À Dieu, en premier lieu, ma force, mon roc, celui en qui je peux et je suis tout.

Mes remerciements vont également à ma directrice de recherche, Olga Hel-Bongo, dont la disponibilité, l’amabilité et la générosité habillent avec grâce la rigueur, la sagesse et le courage. Son approche honnête et éclairée des textes m’a appris à me perdre avec plaisir, pour mieux me retrouver, dans ce vaste labyrinthe qu’est la littérature. Je lui sais gré d’avoir été un modèle d’assiduité au travail, de confiance, mais aussi de dépassement de soi. Merci pour cette expérience à la fois intellectuelle et humaine.

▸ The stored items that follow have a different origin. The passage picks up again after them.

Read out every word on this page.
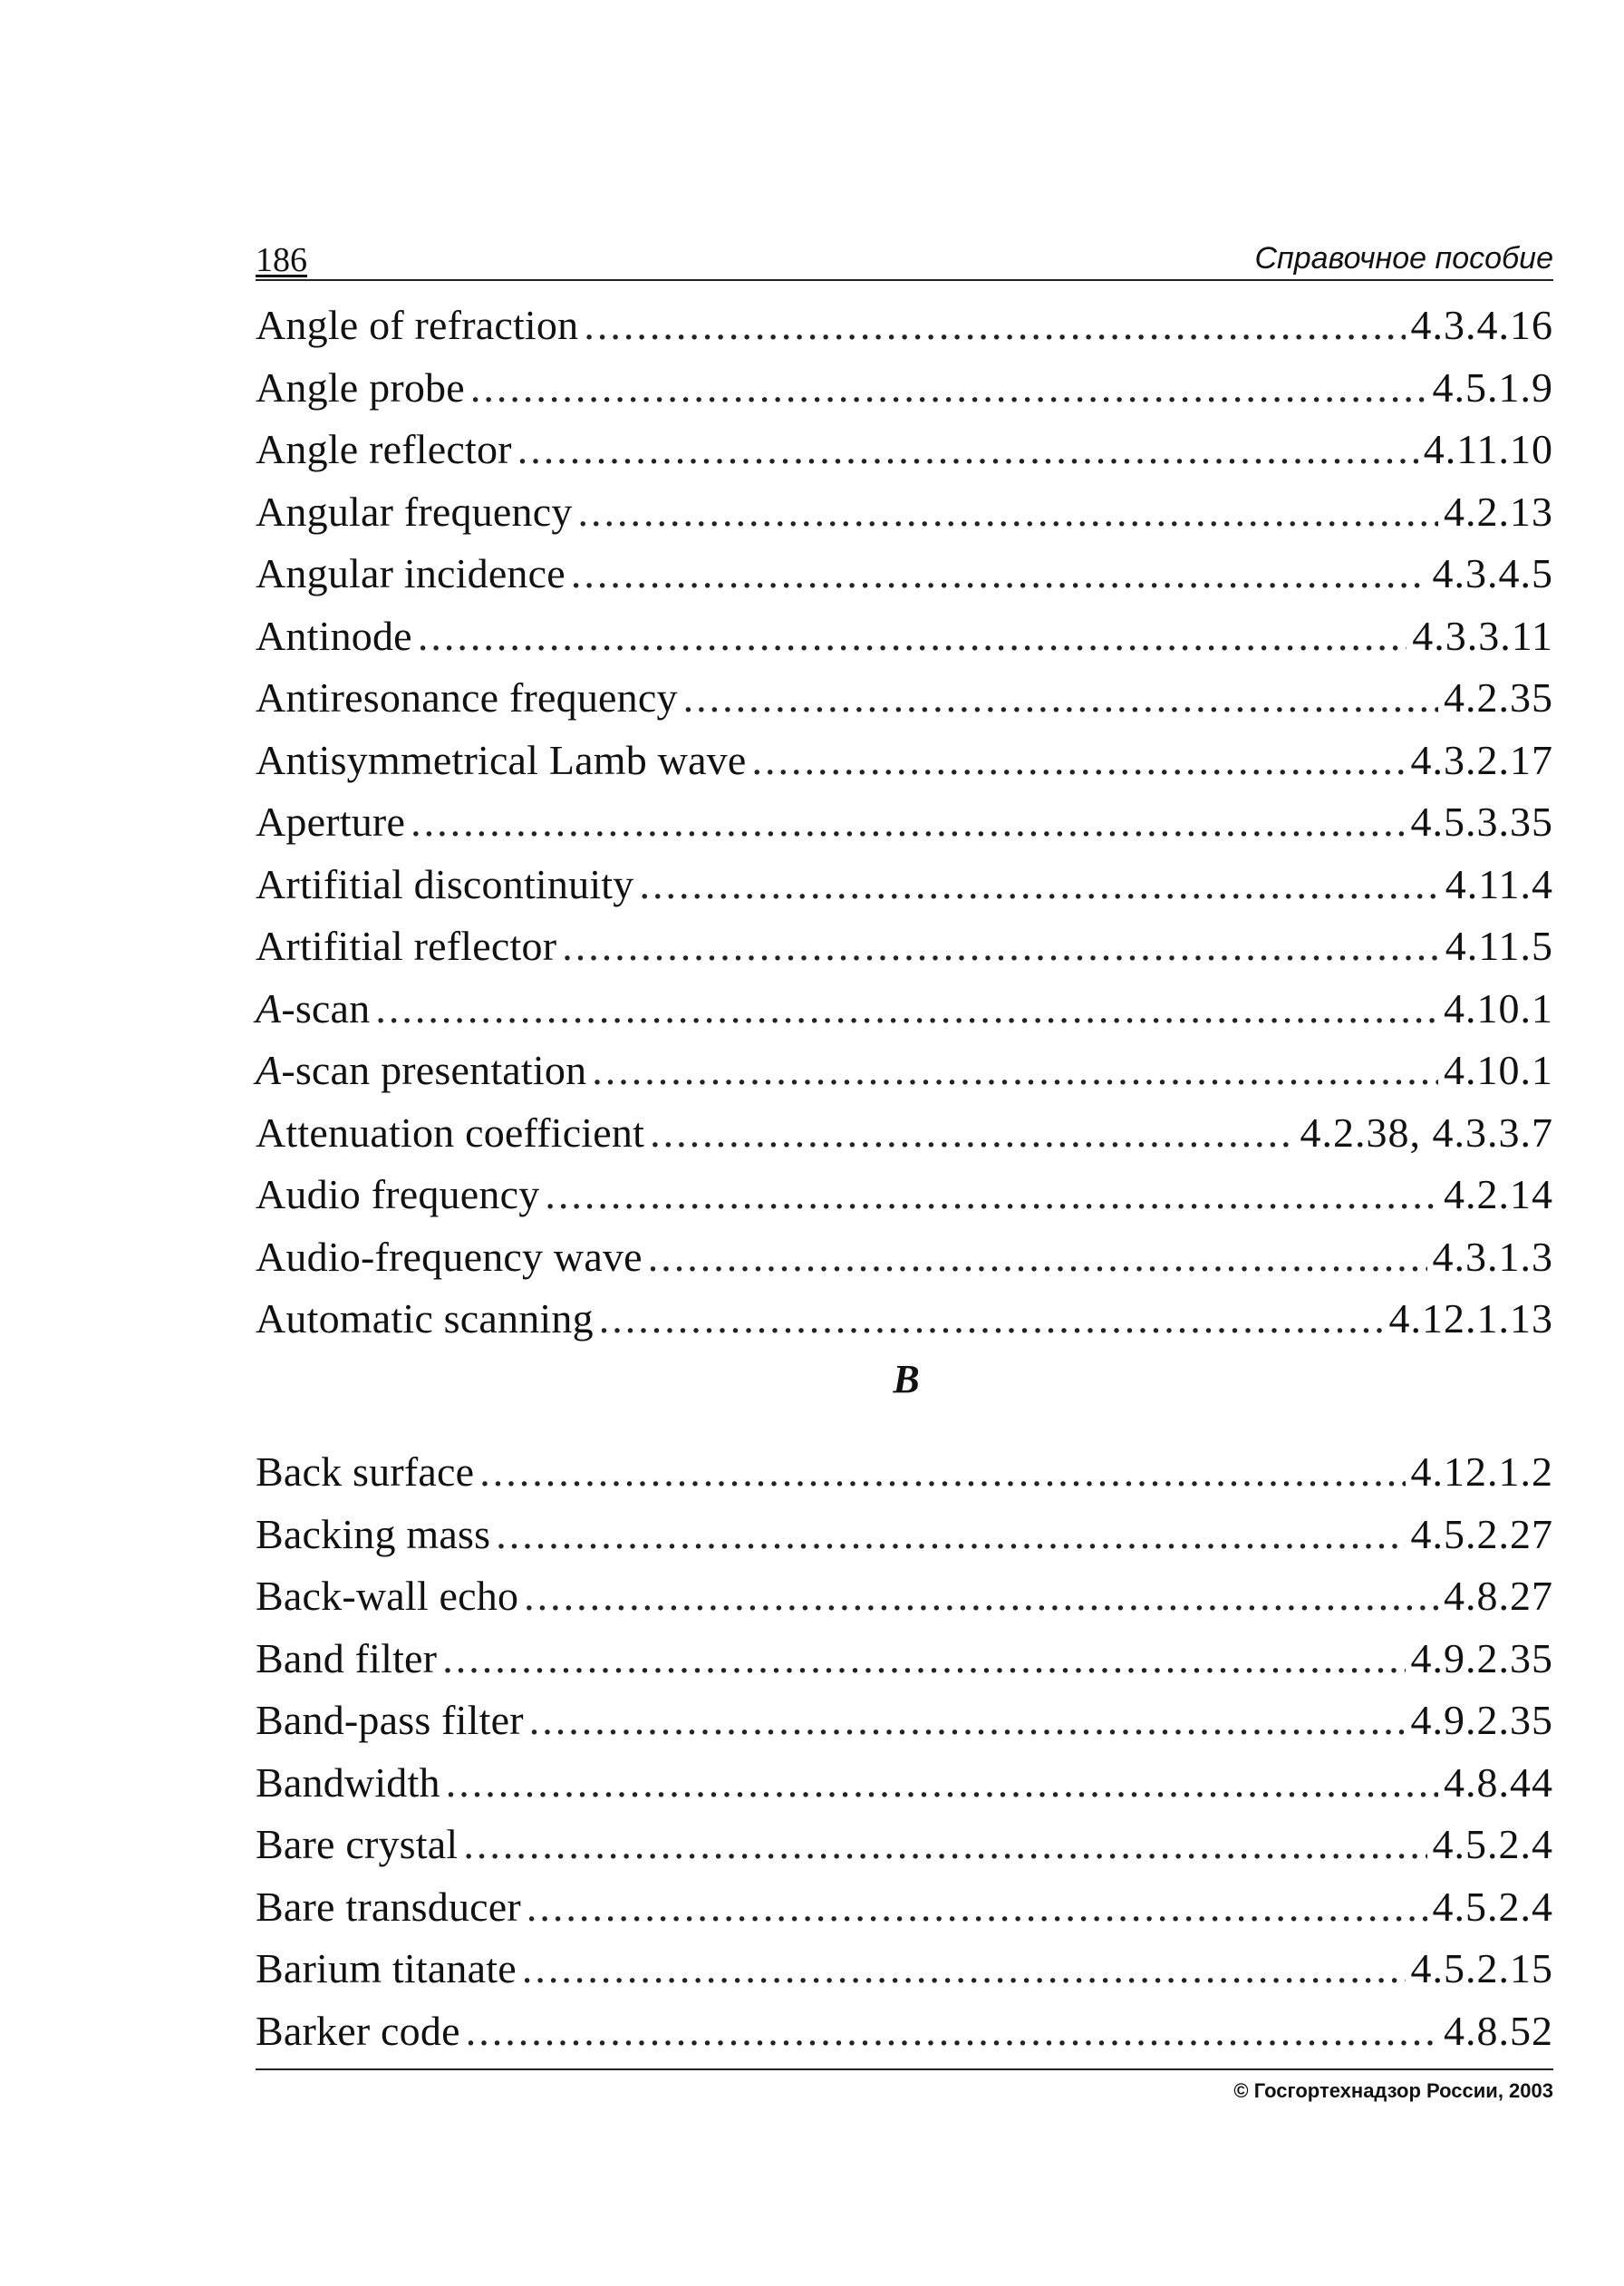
186	Справочное пособие
Angle of refraction .....	4.3.4.16
Angle probe .....	4.5.1.9
Angle reflector .....	4.11.10
Angular frequency .....	4.2.13
Angular incidence .....	4.3.4.5
Antinode .....	4.3.3.11
Antiresonance frequency .....	4.2.35
Antisymmetrical Lamb wave .....	4.3.2.17
Aperture .....	4.5.3.35
Artifitial discontinuity .....	4.11.4
Artifitial reflector .....	4.11.5
A-scan .....	4.10.1
A-scan presentation .....	4.10.1
Attenuation coefficient .....	4.2.38, 4.3.3.7
Audio frequency .....	4.2.14
Audio-frequency wave .....	4.3.1.3
Automatic scanning .....	4.12.1.13
B
Back surface .....	4.12.1.2
Backing mass .....	4.5.2.27
Back-wall echo .....	4.8.27
Band filter .....	4.9.2.35
Band-pass filter .....	4.9.2.35
Bandwidth .....	4.8.44
Bare crystal .....	4.5.2.4
Bare transducer .....	4.5.2.4
Barium titanate .....	4.5.2.15
Barker code .....	4.8.52
© Госгортехнадзор России, 2003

Je remercie le professeur Justin Bisanswa pour m’avoir initiée aux littératures africaines dans le cadre d’un cours de baccalauréat. Je lui suis reconnaissante d’avoir cru en moi et de m’avoir encouragée à poursuivre dans la recherche.

Je remercie mes collègues de la Chaire de recherche du Canada en littératures africaines et Francophonie pour les moments de partage qui font de notre bureau un espace agréable et ouvert à tous les possibles.

À toi maman, pour tous les sacrifices consentis, les doutes balayés, les larmes essuyées et la richesse de nos échanges. À toi Emmanuelle, pour les rires, la solidarité et la force de ta parole, que tu mets constamment au service de ma réussite. Vous êtes mes Eyabe.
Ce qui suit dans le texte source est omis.